If the lawsuit, filed last week in San Francisco County Superior Court, is successful, dying patients would mostly likely not have all those protections. The lawsuit merely contends that state laws prohibiting assistance in committing suicide do not apply to the terminally ill because that act doesn’t constitute suicide. Wording is a major issue in the right-to-die movement, which rejects the stigma traditionally attached to suicide. Indeed, SB 128 would require death certificates to list the underlying illness as the cause of death, with no mention that the terminally ill person had ended his or her own life before the disease did so.

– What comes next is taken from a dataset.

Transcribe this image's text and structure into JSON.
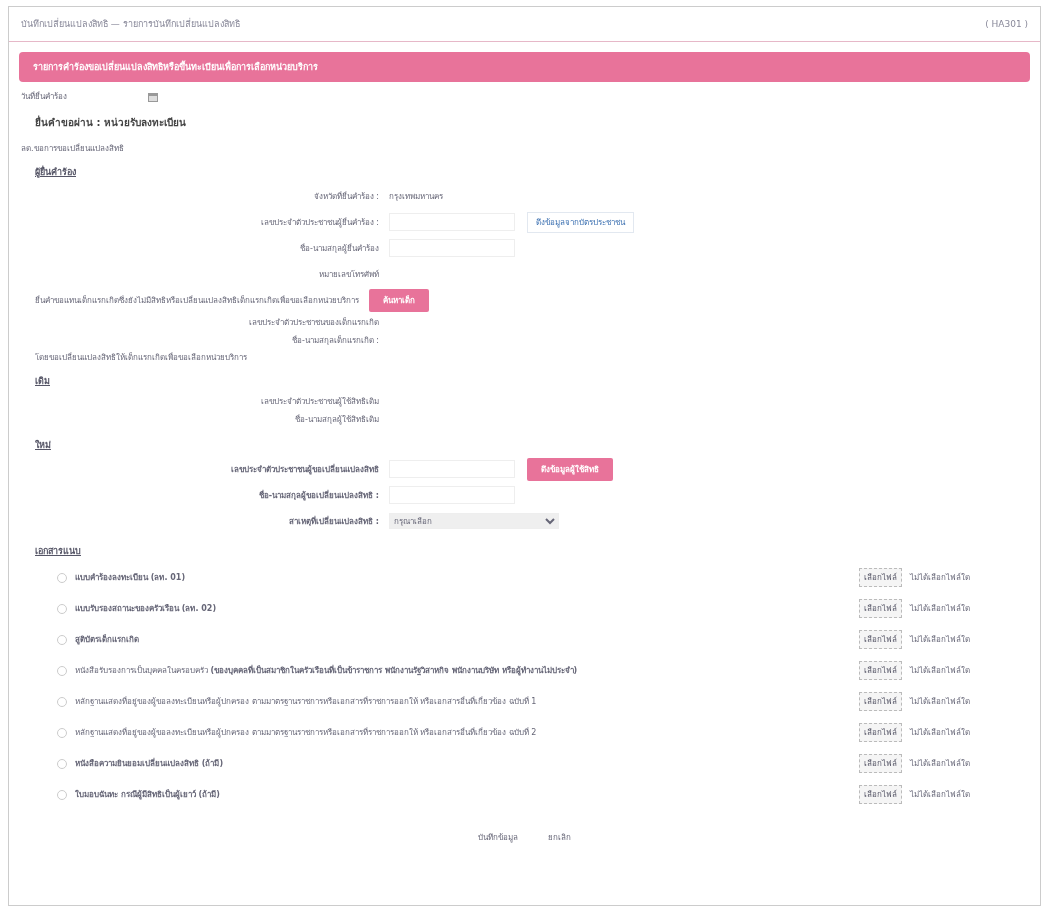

That’s going a little too far; death certificates should reflect the true cause of death. On the other hand, it is certainly true that a dying person’s decision to determine the timing and manner of death should carry no legal or practical stigma, such as refusal of life insurance benefits to survivors. SB 128 would guarantee that.
Ideally, the lawsuit will spur lawmakers and Gov. Jerry Brown to support SB 128, which would give dying patients the rights that 70% of Californians believe they should have.